I'm reading a CSV file that logs some transactions, like this:
l = [("Garfield", "Lasagna", "2021-08-01"),
("Calvin", "Tiger Plushie", "2021-08-02"),
("Calvin", "Lasagna", "2021-08-03")]
transactions = spark.createDataFrame(l, ["name", "product", "date"])
transactions.show()
+--------+-------------+----------+
| name| product| date|
+--------+-------------+----------+
|Garfield| Lasagna|2021-08-01|
| Calvin|Tiger Plushie|2021-08-02|
| Calvin| Lasagna|2021-08-03|
+--------+-------------+----------+
I want to store these values in a SQL database, in a star schema, with tables created like this:
CREATE TABLE [dbo].[test_customer]
(
[id] INT IDENTITY PRIMARY KEY, -- Primary Key column
[name] VARCHAR(50) NOT NULL
);
CREATE TABLE [dbo].[test_product]
(
[id] INT IDENTITY PRIMARY KEY, -- Primary Key column
[product] VARCHAR(50) NOT NULL
);
CREATE TABLE [dbo].[test_transaction]
(
[id] INT IDENTITY PRIMARY KEY, -- Primary Key column
[fk_customer] INT NOT NULL,
[fk_product] INT NOT NULL,
[date] DATE
);
I can write to my database the customers and products info with:
JDBCURL = "jdbc:sqlserver://{}:1433;database={};user={};password={}"
customers = transactions.select("name").drop_duplicates()
customers.write.jdbc(JDBCURL, table="dbo.test_customer", mode="append")

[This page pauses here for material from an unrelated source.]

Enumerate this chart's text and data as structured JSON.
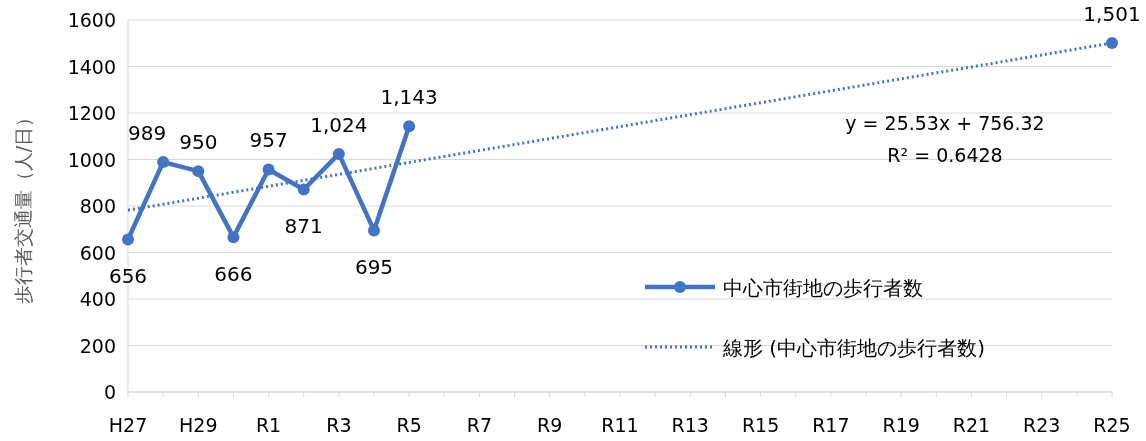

products = transactions.select("product").drop_duplicates()
products.write.jdbc(JDBCURL, table="dbo.test_product", mode="append")
But if I want to store the transaction details, I need to fetch the data from my database, and join it to my in-memory dataframe:
sql_customers = sqlContext.read.format("jdbc").options(url=JDBCURL, dbtable="dbo.test_customer").load()
sql_products = sqlContext.read.format("jdbc").options(url=JDBCURL, dbtable="dbo.test_product").load()
transactions_to_sql = (transactions.join(sql_customers, on="name")
.drop("name")
.withColumnRenamed("id", "fk_customer")
.join(sql_products, on="product")
.drop("product")
.withColumnRenamed("id", "fk_product")
)
transactions_to_sql.write.jdbc(JDBCURL, table="dbo.test_transaction", mode="append")
Which doesn't sound very efficient if (when) I have millions of customers and millions of products.
How can I handle auto-generated identifiers for my customers and products, and foreign keys between my tables?